In Susan Isaac's most ambitious and dazzling novel to date, we are introduced to Lee White, a criminal defense lawyer practicing on Long Island. Into her life drifts Norman Torkelson, a career con man charged with strangling to death his latest mark. At first, as Lee explains to us, the case seems routine, the evidence overwhelming. Norman--manly, magnetic and morally reprehensible--is a man who crisscrosses America looking for patsies for his cruel marriage scam: Love 'em, liquidate their assets, leave 'em. Clearly, he murdered Bobette Frisch, the dumpy, sour 50-something bar owner who had fallen madly in love with him. But just as Lee is resigning herself to the inevitable "Guilty!" verdict, she begins to have doubts.

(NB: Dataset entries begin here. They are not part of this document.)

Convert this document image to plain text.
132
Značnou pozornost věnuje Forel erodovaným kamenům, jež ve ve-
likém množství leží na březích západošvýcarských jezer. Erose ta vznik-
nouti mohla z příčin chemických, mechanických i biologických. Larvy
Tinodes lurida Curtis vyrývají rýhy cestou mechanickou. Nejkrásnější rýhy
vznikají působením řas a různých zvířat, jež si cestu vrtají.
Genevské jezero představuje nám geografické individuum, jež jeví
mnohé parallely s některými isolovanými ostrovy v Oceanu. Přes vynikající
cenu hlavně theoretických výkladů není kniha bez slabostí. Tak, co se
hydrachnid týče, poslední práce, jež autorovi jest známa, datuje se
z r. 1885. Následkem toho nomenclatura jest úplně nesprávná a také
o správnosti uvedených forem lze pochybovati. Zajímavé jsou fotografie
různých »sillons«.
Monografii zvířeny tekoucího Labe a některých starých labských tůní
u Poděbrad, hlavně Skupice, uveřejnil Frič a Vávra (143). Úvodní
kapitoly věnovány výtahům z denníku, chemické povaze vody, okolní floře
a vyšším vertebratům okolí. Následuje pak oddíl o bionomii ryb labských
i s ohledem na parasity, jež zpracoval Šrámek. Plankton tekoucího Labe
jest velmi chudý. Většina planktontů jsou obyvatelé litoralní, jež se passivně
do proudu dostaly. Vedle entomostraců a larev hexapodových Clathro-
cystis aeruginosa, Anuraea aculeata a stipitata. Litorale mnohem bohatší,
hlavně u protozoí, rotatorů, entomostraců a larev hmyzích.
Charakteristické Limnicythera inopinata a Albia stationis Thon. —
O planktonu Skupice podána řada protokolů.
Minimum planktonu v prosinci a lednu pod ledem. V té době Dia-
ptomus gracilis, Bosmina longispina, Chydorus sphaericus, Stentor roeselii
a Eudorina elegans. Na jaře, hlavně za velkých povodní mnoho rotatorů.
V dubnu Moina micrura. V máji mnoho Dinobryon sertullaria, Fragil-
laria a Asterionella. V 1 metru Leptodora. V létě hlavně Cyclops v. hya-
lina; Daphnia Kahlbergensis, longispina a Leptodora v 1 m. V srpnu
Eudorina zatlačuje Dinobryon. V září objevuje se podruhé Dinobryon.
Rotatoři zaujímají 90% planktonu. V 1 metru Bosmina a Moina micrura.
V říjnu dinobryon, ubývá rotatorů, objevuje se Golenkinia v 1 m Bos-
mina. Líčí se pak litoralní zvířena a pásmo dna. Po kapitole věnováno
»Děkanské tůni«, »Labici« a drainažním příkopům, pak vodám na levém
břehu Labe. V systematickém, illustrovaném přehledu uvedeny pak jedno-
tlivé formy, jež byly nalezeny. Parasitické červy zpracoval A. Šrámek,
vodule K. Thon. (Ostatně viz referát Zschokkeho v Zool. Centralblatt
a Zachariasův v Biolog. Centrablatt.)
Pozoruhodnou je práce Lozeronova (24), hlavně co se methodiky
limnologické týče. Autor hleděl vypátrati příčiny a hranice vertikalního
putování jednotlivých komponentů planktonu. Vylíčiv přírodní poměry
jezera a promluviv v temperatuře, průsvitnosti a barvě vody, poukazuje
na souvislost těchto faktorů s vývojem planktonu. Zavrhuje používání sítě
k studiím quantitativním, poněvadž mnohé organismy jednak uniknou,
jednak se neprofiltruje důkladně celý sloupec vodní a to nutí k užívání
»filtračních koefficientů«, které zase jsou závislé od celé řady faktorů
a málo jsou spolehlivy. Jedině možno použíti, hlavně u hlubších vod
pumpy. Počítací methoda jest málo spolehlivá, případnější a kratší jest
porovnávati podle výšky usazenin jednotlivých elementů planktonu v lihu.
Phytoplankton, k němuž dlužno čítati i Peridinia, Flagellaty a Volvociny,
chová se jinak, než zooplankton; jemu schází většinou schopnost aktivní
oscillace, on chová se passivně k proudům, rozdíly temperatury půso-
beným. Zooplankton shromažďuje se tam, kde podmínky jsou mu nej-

What, after all, was Norman's motive? Why not do what he had done for the last 20 years: run and leave behind a broke and brokenhearted victim? Lee starts to wonder if her client is not only not guilty but also covering for the real killer and, in doing so, performing the first selfless act of his life.
As the Torkelson case unfolds, a second narrator chimes in to tell us the story behind the story: the tale of Lee's life. Born Lily White, Lee is a smart, pretty and privileged child coming of age on Long Island. Her parents have little time for her or her younger sister, devoted as they are to the pursuit of shallowness. Her mother, Sylvia, who looks like Lauren Bacall's twin sister with a mild eating disorder, is busy with the exhausting work of keeping up her wardrobe. Her father, Leonard Weissberg--Weiss--and finally White, is consumed by his chi-chi Manhattan fur salon, his model-bookkeeper mistress, and his obsession with the family next door, the old-money, oh-so-social Taylors.
When Lee marries Jazz Taylor, the scion of these blue-bloods, her life seems blessed. Suddenly she has her mother's approval, her father's love--and a sublime husband. No matter that she has to give up her dream job in the Manhattan DA's Office to move back to Long Island with him; that's what marriage is, a series of compromises made in the name of love. Isn't it?
Lily White masterfully interweaves the depths of deception surrounding the twisted Torkelson case with the stunning betrayals that devastate Lee's own life. With the characteristic intelligence and delicious, razor-sharp wit displayed in her previous bestsellers, such as After All These Years and Compromising Positions, Susan Isaacs has crafted an extraordinary novel about social mobility -- about what is phony and what is real. Lily White is the seamlessly executed story of the crimes committed in the name of the good life and the victims of these violations: Those like Bobette, who do not survive, those whose spirits are crushed, and the few, like Lee, who fight back--and find something better.